Start your day off right with five things you need to know this morning.

Five things you need to know

1. Trudeau stayed in $6,000 London hotel suite for Queen’s funeral

The Prime Minister’s Office has revealed that Justin Trudeau and his wife Sophie stayed in a $6,000 per night hotel suite while in London for Queen Elizabeth’s funeral. The PMO said hotel prices surged significantly ahead of the funeral, with tens of thousands converging on London for the funeral, but the hotel’s website currently lists the suite for more than it cost the Canadian government in September.

2. Footage shows 1-year-old abandoned at US-Mexico border

Remarkable, sad footage shows a one-year-old child being abandoned at the US-Mexico border before being rescued by border agents. The border patrol chief tweeted a photo of the young child in the arms of the officer who saved him. The boy, who is confirmed to be from Guatemala, will be placed in Human and Health Services.

3. Kids in Utah will need parents’ OK to access social media

Two laws signed by Utah’s governor on Thursday prohibit kids under 18 from using social media between the hours of 10:30 pm and 6:30 am and require age verification for anyone who wants to use social media in the state. It means kids and teens would need parental permission to access apps like TikTok. Social media companies are expected to sue before the laws take effect next March.

4. Three people die in Arizona after being caught in floodwaters

At least three people have been found dead in Arizona this week after their vehicles were swept away in floodwaters. All three victims are over the age of 64. Flooding caused by recent rainfall and snowmelt has created significant issues across parts of central and northern Arizona and residents in several low-lying communities have been told to evacuate.
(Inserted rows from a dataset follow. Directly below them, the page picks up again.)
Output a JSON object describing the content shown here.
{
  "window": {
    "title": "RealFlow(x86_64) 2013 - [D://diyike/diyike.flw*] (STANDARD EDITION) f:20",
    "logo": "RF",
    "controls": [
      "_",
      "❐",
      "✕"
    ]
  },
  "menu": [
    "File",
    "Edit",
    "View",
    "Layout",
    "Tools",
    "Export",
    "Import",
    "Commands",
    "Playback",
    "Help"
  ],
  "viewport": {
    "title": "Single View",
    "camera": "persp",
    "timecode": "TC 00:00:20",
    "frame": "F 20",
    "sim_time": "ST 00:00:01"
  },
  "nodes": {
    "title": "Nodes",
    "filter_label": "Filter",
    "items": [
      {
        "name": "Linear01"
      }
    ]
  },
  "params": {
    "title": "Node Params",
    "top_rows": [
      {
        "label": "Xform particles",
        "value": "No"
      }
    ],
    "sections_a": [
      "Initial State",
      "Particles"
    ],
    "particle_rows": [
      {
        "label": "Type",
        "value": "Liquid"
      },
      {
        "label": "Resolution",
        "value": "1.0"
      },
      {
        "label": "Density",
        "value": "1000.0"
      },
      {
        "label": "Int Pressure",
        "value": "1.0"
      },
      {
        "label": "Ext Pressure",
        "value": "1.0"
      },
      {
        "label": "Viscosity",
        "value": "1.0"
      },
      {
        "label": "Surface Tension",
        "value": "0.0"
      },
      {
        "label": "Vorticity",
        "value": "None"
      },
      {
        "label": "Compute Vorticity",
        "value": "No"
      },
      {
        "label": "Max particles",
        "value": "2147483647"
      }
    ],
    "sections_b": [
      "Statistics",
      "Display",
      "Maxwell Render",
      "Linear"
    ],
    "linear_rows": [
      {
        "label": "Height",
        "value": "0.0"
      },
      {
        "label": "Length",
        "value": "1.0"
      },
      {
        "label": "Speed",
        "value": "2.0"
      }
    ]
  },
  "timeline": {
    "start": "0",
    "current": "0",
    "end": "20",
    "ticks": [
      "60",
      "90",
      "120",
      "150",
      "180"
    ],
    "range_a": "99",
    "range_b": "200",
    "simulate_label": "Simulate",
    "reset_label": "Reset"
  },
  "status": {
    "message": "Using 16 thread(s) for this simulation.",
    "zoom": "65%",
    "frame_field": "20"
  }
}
5. Hershey looking to remove ‘trace’ amounts of lead and cadmium from chocolate

Hershey Co. says it is looking to reduce “trace” amounts of lead and cadmium from its chocolate after Consumer Reports found that some dark chocolate bars had potentially harmful levels of the heavy metals. The company’s CFO said the amounts of the metals found in chocolate are “below any recommended level, any standard,” and added that they are elements in soil and can naturally occur in the product.